Vorrei concludere con una riflessione: se rinneghiamo la nostra identità, la mia sarà l’ultima generazione di Greci di Calabria, e già, guardando mia figlia, vedo in lei una americana di Calabria, pronta a portare la sua intelligenza e i suoi talenti per arricchire qualche comunità di germani del Nord. Questo avviene nonostante la generazione presente, dopo un millennio di schiavitù sotto i barbari, abbia adesso la possibilità di rialzare la testa. Noi che potremmo riprenderci l’orgoglio di popolo, saremo quelli che affosseremo la nostra identità di greci di Calabria. L’olocausto culturale cui siamo stati sottoposti, alla stessa stregua dei pellerossa americani, avrà finalmente la sua conclusione e saremo stati totalmente omologati. Questo avverrà proprio ora che abbiamo gli strumenti culturali e la libertà di potere pretendere di riappropriarci delle nostre radici e di tenere noi la barra del timone per dirigere la nave della nostra comunità alla ricerca di un porto sicuro, dopo secoli di tempeste in alto mare. Per non tediarvi, in quanto fossile, mi basta fare l’esempio della Chiesa greca che è stata costruita a Reggio dopo mille anni di persecuzioni: dove sono coloro che si sentono greci di Calabria? Perché non si riconoscono nell’unico segno identitario che è ancora in piedi?
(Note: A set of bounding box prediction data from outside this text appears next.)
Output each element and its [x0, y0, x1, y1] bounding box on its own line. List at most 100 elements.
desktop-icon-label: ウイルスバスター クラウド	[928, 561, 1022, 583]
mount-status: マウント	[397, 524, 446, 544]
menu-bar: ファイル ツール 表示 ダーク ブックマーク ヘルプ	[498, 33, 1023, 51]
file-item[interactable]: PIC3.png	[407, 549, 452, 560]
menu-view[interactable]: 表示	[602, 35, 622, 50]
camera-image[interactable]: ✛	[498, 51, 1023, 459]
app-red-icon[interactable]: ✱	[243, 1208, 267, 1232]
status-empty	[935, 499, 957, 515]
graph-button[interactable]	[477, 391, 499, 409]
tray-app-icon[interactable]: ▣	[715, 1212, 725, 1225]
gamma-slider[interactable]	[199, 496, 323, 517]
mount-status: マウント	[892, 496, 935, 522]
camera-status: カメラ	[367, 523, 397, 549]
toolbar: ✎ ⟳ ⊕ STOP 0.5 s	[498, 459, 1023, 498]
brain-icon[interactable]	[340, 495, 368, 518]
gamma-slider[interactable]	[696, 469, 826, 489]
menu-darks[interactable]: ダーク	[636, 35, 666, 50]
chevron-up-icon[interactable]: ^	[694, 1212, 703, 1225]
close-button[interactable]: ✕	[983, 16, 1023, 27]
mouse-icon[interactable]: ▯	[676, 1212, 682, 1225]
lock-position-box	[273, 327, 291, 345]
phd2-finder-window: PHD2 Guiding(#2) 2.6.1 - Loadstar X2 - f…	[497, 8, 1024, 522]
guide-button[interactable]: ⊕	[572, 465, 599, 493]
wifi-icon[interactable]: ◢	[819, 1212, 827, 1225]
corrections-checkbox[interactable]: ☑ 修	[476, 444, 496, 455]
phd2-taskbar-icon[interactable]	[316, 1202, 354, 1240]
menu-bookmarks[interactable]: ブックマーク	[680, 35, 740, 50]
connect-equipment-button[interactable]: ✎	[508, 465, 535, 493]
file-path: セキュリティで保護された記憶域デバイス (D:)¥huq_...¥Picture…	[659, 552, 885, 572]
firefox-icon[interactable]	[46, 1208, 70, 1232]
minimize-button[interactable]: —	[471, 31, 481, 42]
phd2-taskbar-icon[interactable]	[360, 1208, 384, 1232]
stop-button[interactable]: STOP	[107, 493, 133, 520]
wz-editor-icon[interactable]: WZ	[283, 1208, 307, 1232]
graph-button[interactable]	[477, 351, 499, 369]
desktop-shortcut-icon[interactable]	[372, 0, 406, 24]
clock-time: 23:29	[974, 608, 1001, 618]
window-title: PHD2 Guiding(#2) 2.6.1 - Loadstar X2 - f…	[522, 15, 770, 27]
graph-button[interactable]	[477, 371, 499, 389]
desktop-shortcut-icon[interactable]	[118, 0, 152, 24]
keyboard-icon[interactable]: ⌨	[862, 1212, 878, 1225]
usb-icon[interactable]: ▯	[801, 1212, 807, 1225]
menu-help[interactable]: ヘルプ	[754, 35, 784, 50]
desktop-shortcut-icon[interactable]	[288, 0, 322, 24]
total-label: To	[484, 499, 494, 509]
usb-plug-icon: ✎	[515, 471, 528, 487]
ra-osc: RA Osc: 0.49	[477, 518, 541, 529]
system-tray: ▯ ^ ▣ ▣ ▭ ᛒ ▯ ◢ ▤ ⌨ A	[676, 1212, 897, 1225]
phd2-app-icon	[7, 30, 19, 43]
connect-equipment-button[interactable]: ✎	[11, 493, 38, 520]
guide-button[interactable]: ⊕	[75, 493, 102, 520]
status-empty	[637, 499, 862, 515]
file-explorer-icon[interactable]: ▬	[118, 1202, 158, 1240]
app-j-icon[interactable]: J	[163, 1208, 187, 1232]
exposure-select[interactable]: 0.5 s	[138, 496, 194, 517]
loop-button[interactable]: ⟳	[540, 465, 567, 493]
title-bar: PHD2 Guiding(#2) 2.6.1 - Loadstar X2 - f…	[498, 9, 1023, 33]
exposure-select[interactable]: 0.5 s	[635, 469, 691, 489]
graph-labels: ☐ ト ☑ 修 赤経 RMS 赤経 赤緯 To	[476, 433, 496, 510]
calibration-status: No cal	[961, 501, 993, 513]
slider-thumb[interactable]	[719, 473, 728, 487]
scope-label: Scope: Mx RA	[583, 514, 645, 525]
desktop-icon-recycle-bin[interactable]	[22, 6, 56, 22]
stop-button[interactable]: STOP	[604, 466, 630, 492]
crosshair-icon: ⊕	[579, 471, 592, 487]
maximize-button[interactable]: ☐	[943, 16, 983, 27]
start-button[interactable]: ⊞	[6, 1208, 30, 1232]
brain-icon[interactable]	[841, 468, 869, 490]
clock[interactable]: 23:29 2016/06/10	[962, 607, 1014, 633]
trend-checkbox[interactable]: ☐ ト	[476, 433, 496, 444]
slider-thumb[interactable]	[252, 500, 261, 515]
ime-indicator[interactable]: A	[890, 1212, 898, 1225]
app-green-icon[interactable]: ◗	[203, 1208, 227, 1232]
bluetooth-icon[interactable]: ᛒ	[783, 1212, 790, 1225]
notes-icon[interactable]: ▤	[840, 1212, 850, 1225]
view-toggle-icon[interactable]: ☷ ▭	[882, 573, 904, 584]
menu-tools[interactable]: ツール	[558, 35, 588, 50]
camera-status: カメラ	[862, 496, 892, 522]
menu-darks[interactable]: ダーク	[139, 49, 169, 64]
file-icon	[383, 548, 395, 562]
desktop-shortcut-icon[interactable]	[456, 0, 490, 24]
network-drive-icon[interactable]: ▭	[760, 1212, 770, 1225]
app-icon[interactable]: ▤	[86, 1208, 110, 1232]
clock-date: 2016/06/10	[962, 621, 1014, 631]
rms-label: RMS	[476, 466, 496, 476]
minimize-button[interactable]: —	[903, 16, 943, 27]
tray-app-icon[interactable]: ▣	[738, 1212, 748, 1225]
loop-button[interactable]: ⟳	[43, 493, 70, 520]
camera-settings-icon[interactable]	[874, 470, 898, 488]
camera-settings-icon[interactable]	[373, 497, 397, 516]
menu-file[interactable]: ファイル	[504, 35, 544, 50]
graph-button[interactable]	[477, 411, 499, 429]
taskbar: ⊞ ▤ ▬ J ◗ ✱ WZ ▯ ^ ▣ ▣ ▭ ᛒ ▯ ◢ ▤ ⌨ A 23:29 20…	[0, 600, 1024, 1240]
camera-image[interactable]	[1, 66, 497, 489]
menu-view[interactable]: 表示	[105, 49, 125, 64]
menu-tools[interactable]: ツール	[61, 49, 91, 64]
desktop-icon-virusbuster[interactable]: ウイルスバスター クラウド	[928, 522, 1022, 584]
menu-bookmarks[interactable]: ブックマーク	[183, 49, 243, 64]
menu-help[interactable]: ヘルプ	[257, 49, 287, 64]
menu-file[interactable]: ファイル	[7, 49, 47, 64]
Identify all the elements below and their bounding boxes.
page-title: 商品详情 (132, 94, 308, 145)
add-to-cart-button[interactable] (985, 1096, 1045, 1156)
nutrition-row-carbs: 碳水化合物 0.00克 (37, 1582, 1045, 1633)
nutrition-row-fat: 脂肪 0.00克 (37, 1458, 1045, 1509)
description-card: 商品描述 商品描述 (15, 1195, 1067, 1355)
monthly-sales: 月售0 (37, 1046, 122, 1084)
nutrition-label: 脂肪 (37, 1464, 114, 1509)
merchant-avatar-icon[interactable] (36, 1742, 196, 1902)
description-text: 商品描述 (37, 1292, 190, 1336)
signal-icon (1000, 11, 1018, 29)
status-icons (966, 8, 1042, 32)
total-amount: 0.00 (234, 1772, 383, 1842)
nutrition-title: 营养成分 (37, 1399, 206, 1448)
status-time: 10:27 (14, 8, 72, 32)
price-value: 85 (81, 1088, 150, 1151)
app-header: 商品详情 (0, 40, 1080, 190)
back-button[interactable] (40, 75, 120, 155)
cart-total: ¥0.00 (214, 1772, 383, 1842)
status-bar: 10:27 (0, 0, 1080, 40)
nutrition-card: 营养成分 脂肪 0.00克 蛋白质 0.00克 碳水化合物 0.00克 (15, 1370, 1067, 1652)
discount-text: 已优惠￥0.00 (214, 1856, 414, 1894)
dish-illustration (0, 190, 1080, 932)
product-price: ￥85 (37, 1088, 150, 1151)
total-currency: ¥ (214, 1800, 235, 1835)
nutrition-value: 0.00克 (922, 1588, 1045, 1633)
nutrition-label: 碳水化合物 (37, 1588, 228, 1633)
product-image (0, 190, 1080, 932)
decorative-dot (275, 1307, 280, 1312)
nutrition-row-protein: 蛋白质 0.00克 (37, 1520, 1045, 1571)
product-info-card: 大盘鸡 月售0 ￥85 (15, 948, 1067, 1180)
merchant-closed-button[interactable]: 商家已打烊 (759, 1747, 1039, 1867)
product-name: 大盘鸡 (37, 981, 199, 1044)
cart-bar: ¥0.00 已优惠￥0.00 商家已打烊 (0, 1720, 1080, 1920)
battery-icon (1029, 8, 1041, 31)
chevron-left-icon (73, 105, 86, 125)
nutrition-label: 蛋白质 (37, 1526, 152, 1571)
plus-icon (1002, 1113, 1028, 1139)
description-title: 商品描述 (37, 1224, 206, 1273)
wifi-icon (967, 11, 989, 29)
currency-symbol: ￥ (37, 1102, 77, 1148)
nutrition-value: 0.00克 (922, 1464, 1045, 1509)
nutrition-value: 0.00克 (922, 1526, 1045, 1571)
I Greci non si fecero omologare dai Turchi ottomani perché compresero il valore della loro identità, salvaguardata dalla Chiesa Ortodossa. La Storia esige sempre coraggio e chiarezza di scelte …

Chiudo ricordando la frase con cui Mimmo Martino, mai abbastanza compianto, era solito porre fine ai concerti dei Mattanza: “un popolo senza storia è come un albero senza radici: è destinato a cadere”.